Location of the fence and path
- Mrs B would prefer her neighbours to have a separate pathway entirely. She would like the Council to remove its tenants right of way over the path and alleyway. The Council has said that it does not intend to do this as the tenants, the Council and any future occupiers would lose the right of access to the rear garden without going through the house.
- The Ombudsman does not have jurisdiction over the Council’s management of its housing stocks, so cannot investigate the placement of the path or management of rights of way. Different officers mentioned the possibility of a separate path to Mrs B at different times, which did lead to some confusion and perhaps raised her expectations but the Council has now clearly set out its decision.
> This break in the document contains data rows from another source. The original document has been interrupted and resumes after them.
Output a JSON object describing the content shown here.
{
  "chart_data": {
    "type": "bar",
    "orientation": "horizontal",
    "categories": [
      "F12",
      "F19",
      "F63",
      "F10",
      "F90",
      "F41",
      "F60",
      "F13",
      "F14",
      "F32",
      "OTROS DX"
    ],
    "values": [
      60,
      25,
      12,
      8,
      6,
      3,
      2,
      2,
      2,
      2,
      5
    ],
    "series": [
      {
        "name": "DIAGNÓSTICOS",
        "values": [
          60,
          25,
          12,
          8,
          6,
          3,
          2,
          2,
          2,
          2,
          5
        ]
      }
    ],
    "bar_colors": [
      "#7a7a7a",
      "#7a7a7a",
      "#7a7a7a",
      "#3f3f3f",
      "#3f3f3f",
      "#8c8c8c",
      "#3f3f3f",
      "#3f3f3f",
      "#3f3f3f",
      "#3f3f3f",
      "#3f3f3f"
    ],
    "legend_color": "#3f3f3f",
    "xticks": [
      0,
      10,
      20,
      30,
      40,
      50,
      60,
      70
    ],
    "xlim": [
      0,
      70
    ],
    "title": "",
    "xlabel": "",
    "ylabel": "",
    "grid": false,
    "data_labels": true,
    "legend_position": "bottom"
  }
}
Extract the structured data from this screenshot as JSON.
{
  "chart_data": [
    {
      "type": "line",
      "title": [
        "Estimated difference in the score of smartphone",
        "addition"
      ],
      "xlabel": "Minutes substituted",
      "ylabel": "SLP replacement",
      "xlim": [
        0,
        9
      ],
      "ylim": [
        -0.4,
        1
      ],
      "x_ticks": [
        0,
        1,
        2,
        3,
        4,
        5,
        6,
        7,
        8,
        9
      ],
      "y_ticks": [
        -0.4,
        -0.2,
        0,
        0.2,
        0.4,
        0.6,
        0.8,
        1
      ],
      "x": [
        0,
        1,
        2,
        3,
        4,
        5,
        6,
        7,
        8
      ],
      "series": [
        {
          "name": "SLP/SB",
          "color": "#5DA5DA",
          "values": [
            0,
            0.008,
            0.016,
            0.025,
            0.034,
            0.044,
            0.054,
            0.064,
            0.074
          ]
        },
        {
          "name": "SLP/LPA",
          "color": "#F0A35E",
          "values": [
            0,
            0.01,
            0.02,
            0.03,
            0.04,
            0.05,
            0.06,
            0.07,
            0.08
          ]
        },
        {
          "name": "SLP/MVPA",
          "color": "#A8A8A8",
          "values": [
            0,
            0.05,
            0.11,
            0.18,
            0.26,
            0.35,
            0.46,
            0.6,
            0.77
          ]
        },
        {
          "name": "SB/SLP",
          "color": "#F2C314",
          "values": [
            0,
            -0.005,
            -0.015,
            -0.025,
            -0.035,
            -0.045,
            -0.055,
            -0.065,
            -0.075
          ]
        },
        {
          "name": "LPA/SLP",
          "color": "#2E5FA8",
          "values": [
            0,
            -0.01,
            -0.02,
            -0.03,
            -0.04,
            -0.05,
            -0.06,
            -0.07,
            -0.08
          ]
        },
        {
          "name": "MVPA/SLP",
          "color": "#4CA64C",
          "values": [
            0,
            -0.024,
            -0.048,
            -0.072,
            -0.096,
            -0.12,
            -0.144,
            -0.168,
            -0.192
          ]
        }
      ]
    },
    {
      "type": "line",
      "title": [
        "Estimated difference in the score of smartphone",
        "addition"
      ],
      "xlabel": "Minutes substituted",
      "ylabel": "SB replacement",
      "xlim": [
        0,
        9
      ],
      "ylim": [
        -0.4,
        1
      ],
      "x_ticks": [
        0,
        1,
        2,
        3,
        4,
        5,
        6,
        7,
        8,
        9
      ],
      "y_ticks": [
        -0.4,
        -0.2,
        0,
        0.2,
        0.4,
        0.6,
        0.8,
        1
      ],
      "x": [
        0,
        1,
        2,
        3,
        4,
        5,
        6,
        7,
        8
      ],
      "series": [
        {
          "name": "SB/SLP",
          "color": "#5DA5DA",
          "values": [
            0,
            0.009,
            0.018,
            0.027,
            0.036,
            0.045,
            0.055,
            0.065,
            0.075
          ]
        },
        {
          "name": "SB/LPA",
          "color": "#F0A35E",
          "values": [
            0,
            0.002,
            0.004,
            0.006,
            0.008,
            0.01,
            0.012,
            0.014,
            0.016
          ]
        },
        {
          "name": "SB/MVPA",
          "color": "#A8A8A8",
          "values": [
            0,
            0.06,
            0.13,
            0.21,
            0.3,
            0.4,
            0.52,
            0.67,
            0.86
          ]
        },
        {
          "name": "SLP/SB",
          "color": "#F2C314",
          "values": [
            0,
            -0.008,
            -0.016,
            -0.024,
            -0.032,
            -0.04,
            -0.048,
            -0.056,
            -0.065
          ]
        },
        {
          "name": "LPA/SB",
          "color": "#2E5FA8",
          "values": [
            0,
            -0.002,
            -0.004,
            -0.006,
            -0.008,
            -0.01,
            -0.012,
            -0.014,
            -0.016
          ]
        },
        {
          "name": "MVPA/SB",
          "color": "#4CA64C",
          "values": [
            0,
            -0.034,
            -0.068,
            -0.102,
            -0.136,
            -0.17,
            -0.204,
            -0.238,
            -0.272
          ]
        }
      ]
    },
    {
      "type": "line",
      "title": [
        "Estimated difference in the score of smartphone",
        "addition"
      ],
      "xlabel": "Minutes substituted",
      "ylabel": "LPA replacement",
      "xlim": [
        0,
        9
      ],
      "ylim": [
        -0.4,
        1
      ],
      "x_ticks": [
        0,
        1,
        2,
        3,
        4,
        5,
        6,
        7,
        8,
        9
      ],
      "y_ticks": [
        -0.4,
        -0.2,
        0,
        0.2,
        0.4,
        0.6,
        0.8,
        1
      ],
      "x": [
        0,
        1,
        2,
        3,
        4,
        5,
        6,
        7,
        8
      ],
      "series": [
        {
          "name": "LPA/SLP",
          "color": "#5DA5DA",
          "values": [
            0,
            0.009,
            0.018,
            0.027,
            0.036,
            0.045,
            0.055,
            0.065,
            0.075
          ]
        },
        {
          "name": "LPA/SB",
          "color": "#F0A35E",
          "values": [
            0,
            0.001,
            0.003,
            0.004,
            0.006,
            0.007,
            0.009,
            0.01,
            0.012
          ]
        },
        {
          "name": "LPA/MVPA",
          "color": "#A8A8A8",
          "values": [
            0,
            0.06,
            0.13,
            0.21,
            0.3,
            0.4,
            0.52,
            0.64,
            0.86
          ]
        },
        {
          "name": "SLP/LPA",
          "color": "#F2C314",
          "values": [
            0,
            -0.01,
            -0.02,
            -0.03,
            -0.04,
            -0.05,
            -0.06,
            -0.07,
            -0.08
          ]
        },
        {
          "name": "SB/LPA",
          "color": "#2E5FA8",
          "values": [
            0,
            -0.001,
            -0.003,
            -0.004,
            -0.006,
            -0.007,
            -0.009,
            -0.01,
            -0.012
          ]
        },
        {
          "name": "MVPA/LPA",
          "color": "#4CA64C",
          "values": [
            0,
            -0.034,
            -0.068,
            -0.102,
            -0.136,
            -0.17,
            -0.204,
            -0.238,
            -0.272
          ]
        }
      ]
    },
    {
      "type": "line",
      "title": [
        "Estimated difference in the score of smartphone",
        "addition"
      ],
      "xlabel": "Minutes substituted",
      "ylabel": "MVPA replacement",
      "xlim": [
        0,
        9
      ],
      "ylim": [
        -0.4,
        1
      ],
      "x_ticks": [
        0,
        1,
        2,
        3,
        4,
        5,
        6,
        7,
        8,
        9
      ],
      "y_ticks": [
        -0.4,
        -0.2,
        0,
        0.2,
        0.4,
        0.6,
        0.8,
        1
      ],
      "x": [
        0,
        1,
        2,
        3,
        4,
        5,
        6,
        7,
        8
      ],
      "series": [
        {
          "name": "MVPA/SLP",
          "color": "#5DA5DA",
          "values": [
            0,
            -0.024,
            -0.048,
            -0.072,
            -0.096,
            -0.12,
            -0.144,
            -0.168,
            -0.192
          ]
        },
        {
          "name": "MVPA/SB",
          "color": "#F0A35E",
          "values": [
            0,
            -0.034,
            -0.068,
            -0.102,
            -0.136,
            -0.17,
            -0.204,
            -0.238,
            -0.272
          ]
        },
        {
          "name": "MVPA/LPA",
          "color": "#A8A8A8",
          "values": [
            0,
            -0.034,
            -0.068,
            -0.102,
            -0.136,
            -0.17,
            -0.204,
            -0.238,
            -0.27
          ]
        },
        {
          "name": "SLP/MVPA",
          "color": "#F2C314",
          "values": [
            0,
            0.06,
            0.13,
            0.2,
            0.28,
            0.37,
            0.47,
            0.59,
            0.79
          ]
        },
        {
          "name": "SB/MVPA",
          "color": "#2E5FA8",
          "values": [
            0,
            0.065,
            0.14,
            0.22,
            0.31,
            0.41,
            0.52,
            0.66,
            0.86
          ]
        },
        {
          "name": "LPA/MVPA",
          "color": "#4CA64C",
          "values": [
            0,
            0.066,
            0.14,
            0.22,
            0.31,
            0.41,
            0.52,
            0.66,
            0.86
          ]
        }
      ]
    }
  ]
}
- I have completed my investigation of the complaint. This complaint is not upheld.
Parts of the complaint that I did not investigate
- I have not investigated Mrs B’s complaint about the Council’s investigation of her complaint in 2013. Mrs B has not complained about this issue until now to the Ombudsman. This is a late complaint and I have seen no good reason to accept it for investigation now.